Potassium Halide Detectors: Novel Results and Applications

Abstract

We present a review of novel investigation results related with the thermoluminescent and dosimetric properties of detectors based on potassium halides doped with divalent europium, such as KCl:Eu2+, KBr:Eu2+ and the crystalline series KCl1–xBrx:Eu2+. We investigated both the existent defects in the crystals and those that are generated by radiation and their interaction, trapping and room-temperature recombination mechanisms in thermally stimulated light emission. The spectral response during the recombination stage was obtained through simultaneous measurements of temperature, emitted light intensity and emission wavelength by using an automated thermoluminescence system with optical fiber couplings and a diode array as detection device. In this manner, it was possible to identify the involved defects in the thermoluminescent processes. Finally, since all potassium halide crystals contain the isotope 40K (0.0117%) with a half-life of 1.28 × 109 years, a self-irradiation effect is produced with an equivalent irradiation dose of 4.9 μGy/h.
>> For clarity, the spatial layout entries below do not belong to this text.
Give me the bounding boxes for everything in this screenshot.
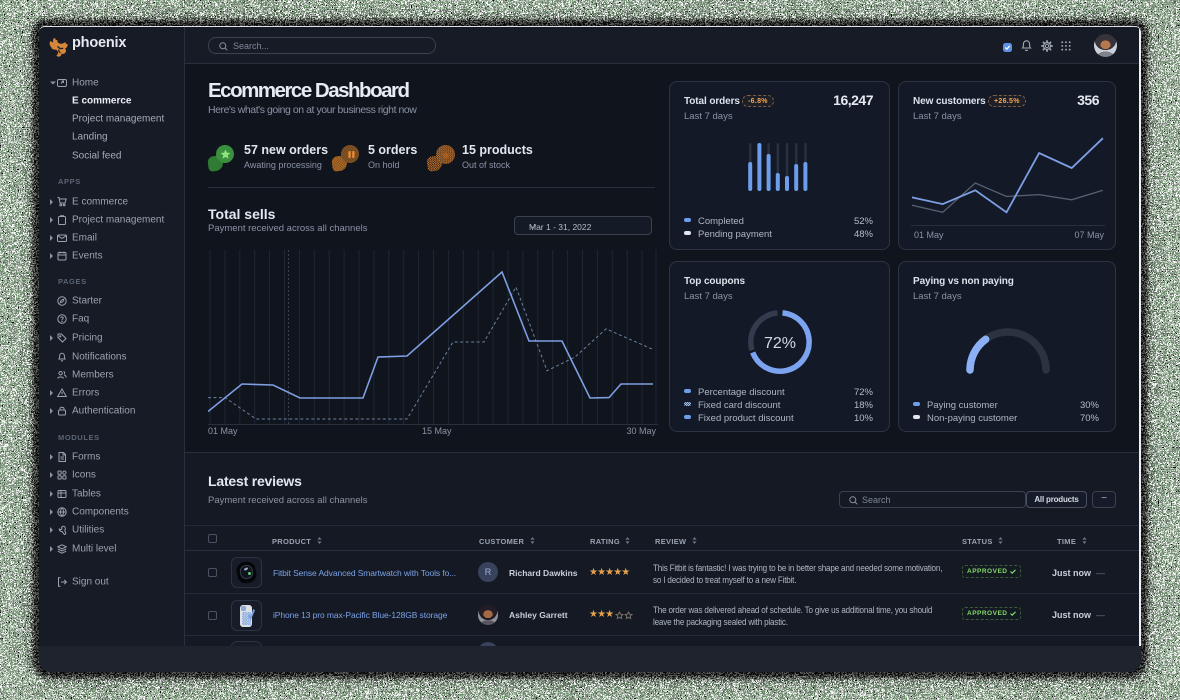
svg-text:01 May: 01 May	[914, 230, 944, 240]
svg-text:72%: 72%	[764, 335, 796, 352]
svg-text:07 May: 07 May	[1074, 230, 1104, 240]
svg-text:01 May: 01 May	[208, 426, 238, 436]
svg-text:30 May: 30 May	[626, 426, 656, 436]
svg-text:15 May: 15 May	[422, 426, 452, 436]
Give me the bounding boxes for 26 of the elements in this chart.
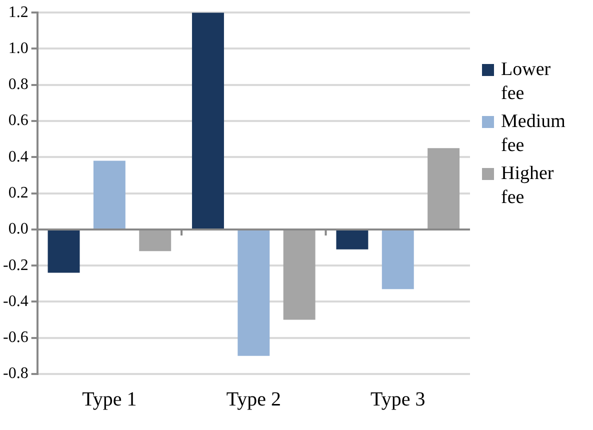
x-tick-label: Type 1 — [82, 388, 137, 410]
legend-label: Higher fee — [501, 162, 555, 210]
x-tick-label: Type 2 — [226, 388, 282, 410]
bar — [139, 230, 172, 252]
x-tick-label: Type 3 — [370, 388, 426, 410]
bar — [192, 12, 224, 228]
y-tick-label: -0.2 — [3, 256, 28, 274]
y-tick-label: -0.6 — [3, 329, 28, 346]
legend-label: Lower fee — [501, 58, 552, 106]
y-tick-label: 1.2 — [8, 4, 28, 21]
y-tick-label: 0.0 — [8, 220, 28, 238]
y-tick-label: 1.0 — [8, 40, 28, 57]
bar — [48, 230, 80, 273]
y-tick-label: 0.6 — [8, 112, 28, 130]
legend-label: Medium fee — [501, 110, 566, 158]
bar — [283, 230, 316, 320]
bar — [238, 230, 270, 356]
bar — [428, 148, 460, 228]
bar — [336, 230, 368, 250]
bar — [93, 160, 126, 228]
y-tick-label: 0.2 — [8, 184, 28, 202]
bar — [382, 230, 414, 290]
y-tick-label: 0.8 — [8, 76, 28, 94]
y-tick-label: -0.4 — [3, 292, 28, 310]
y-tick-label: 0.4 — [8, 148, 28, 166]
y-tick-label: -0.8 — [3, 365, 28, 382]
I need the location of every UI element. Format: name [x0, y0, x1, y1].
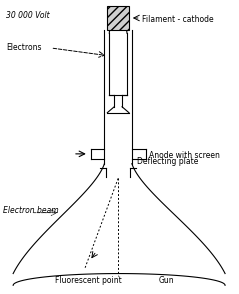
- Text: Filament - cathode: Filament - cathode: [142, 16, 213, 24]
- Text: Fluorescent point: Fluorescent point: [55, 276, 122, 285]
- Text: Anode with screen: Anode with screen: [149, 151, 219, 160]
- Bar: [107, 6, 129, 30]
- Text: 30 000 Volt: 30 000 Volt: [6, 11, 50, 21]
- Text: Gun: Gun: [158, 276, 174, 285]
- Text: Electrons: Electrons: [6, 44, 42, 52]
- Text: Deflecting plate: Deflecting plate: [137, 157, 198, 166]
- Text: Electron beam: Electron beam: [3, 206, 59, 215]
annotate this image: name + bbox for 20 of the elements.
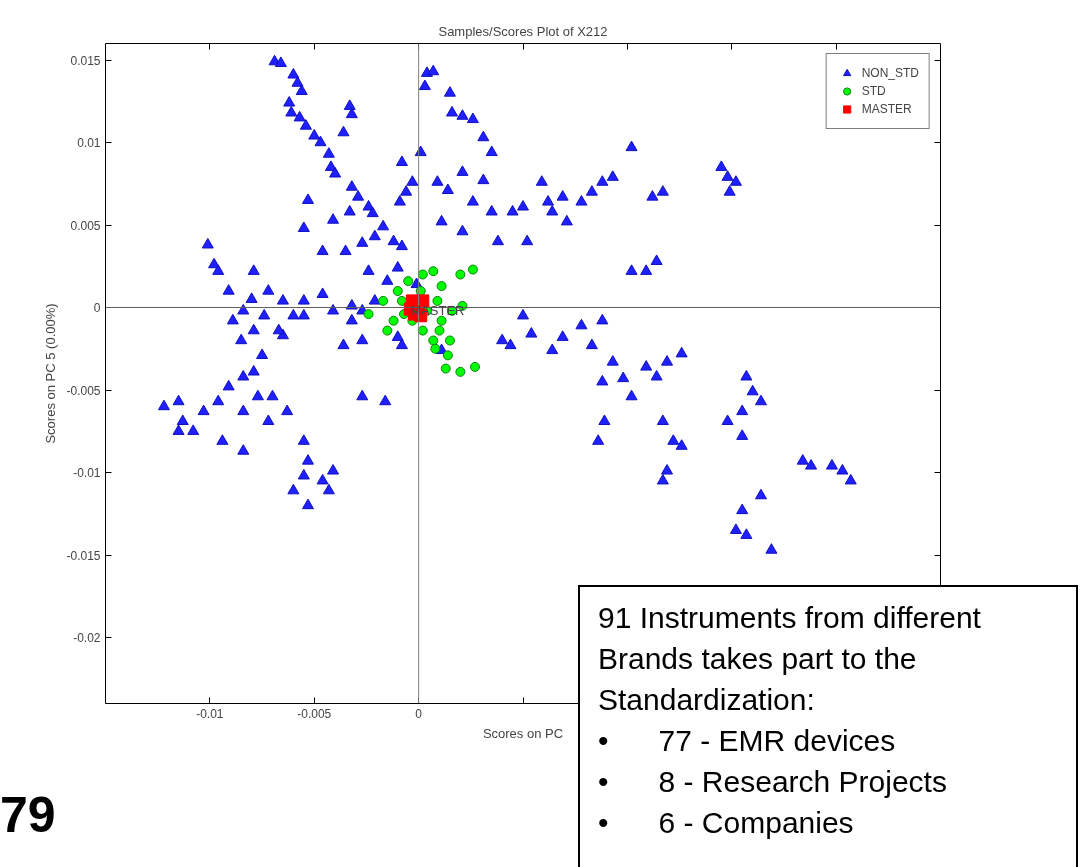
x-tick-label: -0.005	[297, 706, 332, 721]
y-tick-label: 0	[93, 301, 101, 315]
y-tick-label: -0.005	[66, 383, 101, 398]
y-tick-label: 0.01	[77, 136, 101, 150]
x-tick-label: -0.01	[196, 706, 224, 721]
y-axis-title: Scores on PC 5 (0.00%)	[43, 303, 59, 444]
picture-text-box: 91 Instruments from different Brands takes part to the Standardization: • 77 - EMR devices • 8 - Research Projects • 6 - Companies	[578, 585, 1078, 867]
legend-label: STD	[861, 83, 886, 100]
text: 79	[0, 786, 56, 845]
legend-label: NON_STD	[861, 65, 919, 82]
legend-label: MASTER	[861, 101, 912, 118]
y-tick-label: 0.005	[70, 218, 101, 233]
chart-title: Samples/Scores Plot of X212	[438, 23, 608, 39]
y-tick-label: -0.02	[73, 631, 101, 645]
y-tick-label: 0.015	[70, 53, 101, 68]
x-tick-label: 0	[415, 706, 423, 721]
y-tick-label: -0.01	[73, 466, 101, 480]
y-tick-label: -0.015	[66, 548, 101, 563]
annotation: MASTER	[410, 303, 465, 319]
x-axis-title: Scores on PC	[482, 725, 564, 741]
Taking advantage of this self-irradiation effect, we develop a new and simple calibration method for thermoluminescent dosimeters, which has a marginal error of ≈︂2%. The shift in the measurements produced by this error is comparable with the obtained error from other sophisticated and expensive calibration methods. Even more, the self-irradiation phenomenon renders the possibility to make corrections in environmental radiation measurements, for including climatic effects and other external factors.